Some of us are helpless:

• Merchants. Most devices are sold by some local/online store. Don’t expect these guys to provide much help, though. I tried to ask a few questions, and the best answer I got was a pointer to the vendor’s product support page (which said nothing about security, of course).
• Some users. Some users may worry about security, but their actions are quite limited, unless they have some understanding of security and computing.

Some of us optimize profits:

• Builders. The device builder is often some unknown company in China or elsewhere, which builds a device and sells it to vendors that will integrate it in their offer. At best, these guys follow the spec provided to them: they are low-cost companies, they cannot afford to work otherwise.
• Some vendors. The device vendor is the company with the brand name.

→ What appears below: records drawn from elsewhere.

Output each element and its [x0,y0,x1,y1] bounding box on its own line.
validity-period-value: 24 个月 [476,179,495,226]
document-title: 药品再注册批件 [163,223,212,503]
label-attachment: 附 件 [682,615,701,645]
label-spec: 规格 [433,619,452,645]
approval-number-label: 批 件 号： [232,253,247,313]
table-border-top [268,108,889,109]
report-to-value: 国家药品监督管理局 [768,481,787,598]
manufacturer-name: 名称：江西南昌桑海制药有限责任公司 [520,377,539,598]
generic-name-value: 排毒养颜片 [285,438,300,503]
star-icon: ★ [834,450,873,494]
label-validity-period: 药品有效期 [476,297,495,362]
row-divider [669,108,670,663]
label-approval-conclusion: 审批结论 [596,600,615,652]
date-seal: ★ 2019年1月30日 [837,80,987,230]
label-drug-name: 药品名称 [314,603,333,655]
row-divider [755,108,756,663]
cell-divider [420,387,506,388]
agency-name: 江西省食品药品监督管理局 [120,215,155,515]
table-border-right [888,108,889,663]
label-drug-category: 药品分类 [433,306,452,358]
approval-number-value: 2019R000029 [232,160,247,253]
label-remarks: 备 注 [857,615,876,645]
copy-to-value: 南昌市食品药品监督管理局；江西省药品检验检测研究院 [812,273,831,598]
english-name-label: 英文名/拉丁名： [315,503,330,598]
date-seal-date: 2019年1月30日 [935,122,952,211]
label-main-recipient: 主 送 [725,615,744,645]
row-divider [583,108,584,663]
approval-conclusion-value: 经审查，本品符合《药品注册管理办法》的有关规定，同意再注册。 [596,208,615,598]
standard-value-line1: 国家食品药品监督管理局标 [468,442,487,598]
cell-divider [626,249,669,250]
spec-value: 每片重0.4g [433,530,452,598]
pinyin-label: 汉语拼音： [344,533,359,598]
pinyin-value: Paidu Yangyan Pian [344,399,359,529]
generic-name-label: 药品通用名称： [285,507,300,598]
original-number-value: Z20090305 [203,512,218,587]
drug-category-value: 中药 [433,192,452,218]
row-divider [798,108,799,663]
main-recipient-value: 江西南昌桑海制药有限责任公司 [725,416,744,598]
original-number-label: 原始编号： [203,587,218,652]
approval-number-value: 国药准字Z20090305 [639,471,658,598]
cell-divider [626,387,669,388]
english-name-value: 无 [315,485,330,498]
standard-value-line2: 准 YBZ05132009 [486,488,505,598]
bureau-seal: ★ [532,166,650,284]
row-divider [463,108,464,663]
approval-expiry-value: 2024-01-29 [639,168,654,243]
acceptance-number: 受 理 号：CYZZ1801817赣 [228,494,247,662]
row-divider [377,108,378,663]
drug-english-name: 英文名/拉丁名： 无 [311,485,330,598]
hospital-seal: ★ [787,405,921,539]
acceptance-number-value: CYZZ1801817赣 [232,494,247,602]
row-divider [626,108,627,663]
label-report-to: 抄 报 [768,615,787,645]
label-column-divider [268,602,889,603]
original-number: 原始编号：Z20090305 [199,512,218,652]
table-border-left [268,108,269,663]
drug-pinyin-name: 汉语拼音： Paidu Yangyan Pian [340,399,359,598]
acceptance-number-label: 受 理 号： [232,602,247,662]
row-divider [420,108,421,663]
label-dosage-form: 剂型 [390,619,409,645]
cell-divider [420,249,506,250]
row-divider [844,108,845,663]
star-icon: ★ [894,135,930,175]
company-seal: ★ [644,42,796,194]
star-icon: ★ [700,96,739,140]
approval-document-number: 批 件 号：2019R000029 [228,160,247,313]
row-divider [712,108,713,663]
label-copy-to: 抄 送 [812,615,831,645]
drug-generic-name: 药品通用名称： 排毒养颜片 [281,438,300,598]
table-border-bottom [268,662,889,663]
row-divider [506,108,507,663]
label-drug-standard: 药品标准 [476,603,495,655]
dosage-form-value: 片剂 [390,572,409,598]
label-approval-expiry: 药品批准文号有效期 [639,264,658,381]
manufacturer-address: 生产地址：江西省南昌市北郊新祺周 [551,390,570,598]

They may care about security because of potential liability and bad publicity, but in most cases, this remains a bad economic calculation. Adding security will cost them more than not, so they don’t.
• Users. When making buying decisions, many users (including businesses and governments) will not include security as one of the important criteria, often favoring price. That of course pushes builders and vendors to ignore security.

Of course, not everybody thinks like that. Some companies include security in their priorities, or at least understand that security should be one of their priorities. This is a step forward, but they can still be a long way from secure products, because of two very common attitudes.

Some of us are in denial:

• Vendors. Denial is often visible when an attack occurs. This may of course be part of a communication strategy, but there are two strong indicators of denial. If the communication uses “highly sophisticated” to describe the attack, or “highly unlikely” to describe its exploits, then denial is likely. It is dangerous, because the vendor may then decide to minimize the impact of its actions, whereas in reality, most attacks we se today are rather simple, and most exploits are not implemented because “bad” business models remain unclear. For instance, insulin pump vendors have been in denial. Wirelessly controlled pumps can be hacked and could be used to kill people; this is not used today, most likely because this is not a tool that they are used to (although it has many advantages), but that can change any day.
• Users. Denial is obvious for many users, who know that there is a risk and will nevertheless not take any action. An example from outside of IoT is our behavior towards passwords, which are often much weaker than what our knowledge of security issues would mandate.

Some of us lack expertise (or don’t apply it appropriately):

• Vendors. Some systems include security measures, together with poor design or implementation. The Jeep attacks became legendary, some attacks on Philips Hue bulbs have been quite sophisticated but generated more buzz. In both cases, security measures were present (firmware update, authentication, usage restrictions and more), but their implementation was not sufficiently secure.This could be a lack of expertise, a lack of judgment, or a combination. In the end, the result is the same: they got hacked.

Denial and lack of expertise are different, of course. In these cases, security is not strictly considered as an externality. However, these attitudes also show an underestimation of their liability level, meaning that IoT security is not sufficiently considered as being their responsibility, and too much considered as an externality.

Today, poor evaluations of responsibility levels are the main blocking point for IoT security.

As long as most people and companies consider IoT security as somebody else’s problem or underestimate their required contribution, we will not see any significant progress. This is why externality is THE issue to be addressed today.

And this is no small issue. It is very easy and tempting to establish a parallel between IoT security and climate change. Climate change is an externality, and many powerful people are trying to address it. Yet, even with international treaties, it largely remains an externality for most actors.

IoT is not on the same scale in terms of life-threatening impact, but it is facing the same issue with similar actors. Global solutions are not going to come easy.